Pittsburgh is the undisputed zombie capitol of the world. Since the filming of Night of the Living Dead back in 1968, Pittsburgh has been famous for great football, being named America’s Most Livable City (twice!), and zombies. Last year, the Sunday morning Zombie Walk in 2007 attracted 894 shamblers, setting a Guinness Book of World Records mark (that was actually published in the 2008 edition). Other cities have tried to break our mark over the past year, most recently including Orlando and London. But, no one came close. Yesterday’s Zombie Walk smashed our own record, attracting 1,124 of the living dead to Monroeville Mall, site of the filming of George A. Romero’s Dawn of the Dead.

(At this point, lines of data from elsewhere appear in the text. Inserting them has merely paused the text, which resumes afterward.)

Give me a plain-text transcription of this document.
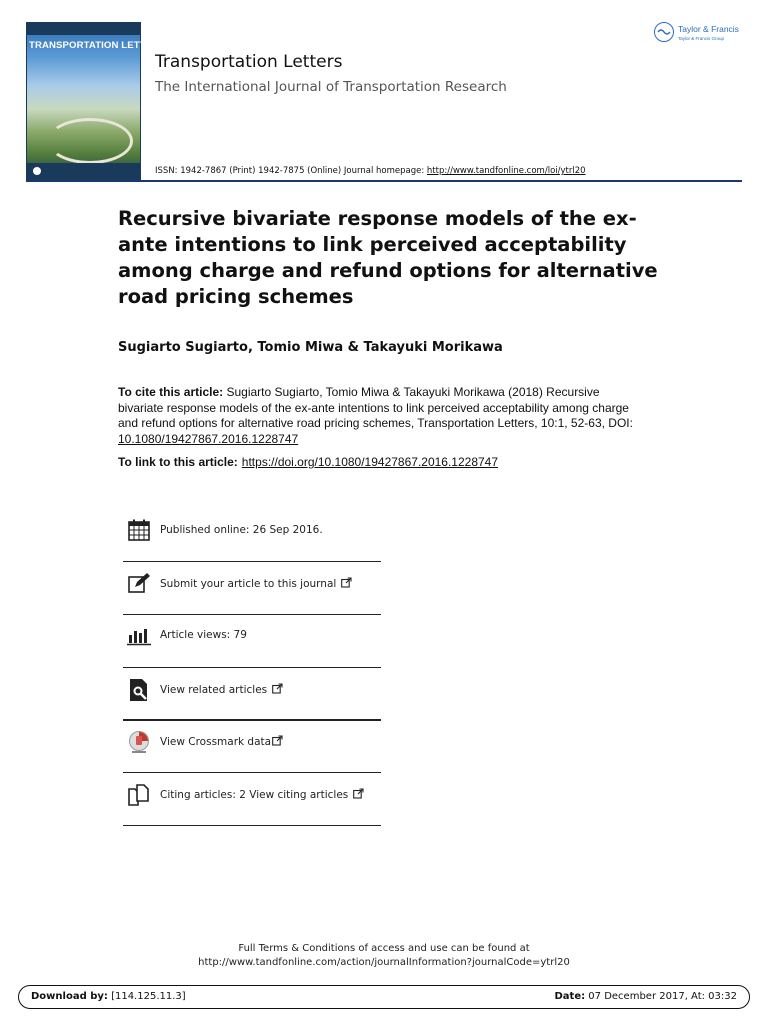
TRANSPORTATION LETTERS
Transportation Letters
The International Journal of Transportation Research
ISSN: 1942-7867 (Print) 1942-7875 (Online) Journal homepage: http://www.tandfonline.com/loi/ytrl20
Taylor & Francis
Taylor & Francis Group
Recursive bivariate response models of the ex-ante intentions to link perceived acceptability among charge and refund options for alternative road pricing schemes
Sugiarto Sugiarto, Tomio Miwa & Takayuki Morikawa
To cite this article: Sugiarto Sugiarto, Tomio Miwa & Takayuki Morikawa (2018) Recursive bivariate response models of the ex-ante intentions to link perceived acceptability among charge and refund options for alternative road pricing schemes, Transportation Letters, 10:1, 52-63, DOI: 10.1080/19427867.2016.1228747
To link to this article: https://doi.org/10.1080/19427867.2016.1228747
Published online: 26 Sep 2016.
Submit your article to this journal
Article views: 79
View related articles
View Crossmark data
Citing articles: 2 View citing articles
Full Terms & Conditions of access and use can be found at
http://www.tandfonline.com/action/journalInformation?journalCode=ytrl20
Download by: [114.125.11.3]	Date: 07 December 2017, At: 03:32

Aside from now being part of a world record, I am so proud of everyone involved in this event, and am delighted to call them friends. For the most part, the entire weekend was planned and executed by a dedicated group of fans (called the Lifeless on the bulletin board of The It’s Alive Show broadcast locally on WBGN here in Pittsburgh). The Lifeless consist of an enormously friendly and talented group of folks who come together out of their love of horror movies. We call ourselves the Lifeless because, instead of going out on Saturday nights, we stay at home and watch The It’s Alive Show. In addition, the Zombie Fest hosted a number of charity opportunities, from collecting donations to the Greater Pittsburgh Community Food Bank and Central Blood Bank (of course), a charity auction that raised over $1,000 for Komen for the Cure (breast cancer research), and a booth for the Animal Rescue League of Western Pennsylvania.
(I am just under the front of the banner with my left hand holding up the bottom right center)
There are many communities that make up our lives. I think all of them have what one might call a “religious” component to them. Our church community obviously represents a gathering with a substantially religious purpose. But, I think even communities like our Lifeless serve a fundamentally religious purpose in our lives. They help bring together diverse people over areas of common interest. They help focus our energies on issues of importance while having a good time in a spirit of fellowship. They provide support for participants in times of stress and turmoil (one of the great benefits of the Internet when people are geographically dispersed). And, they offer opportunities for people to come together and express themselves openly in an atmosphere that is welcoming and respectful.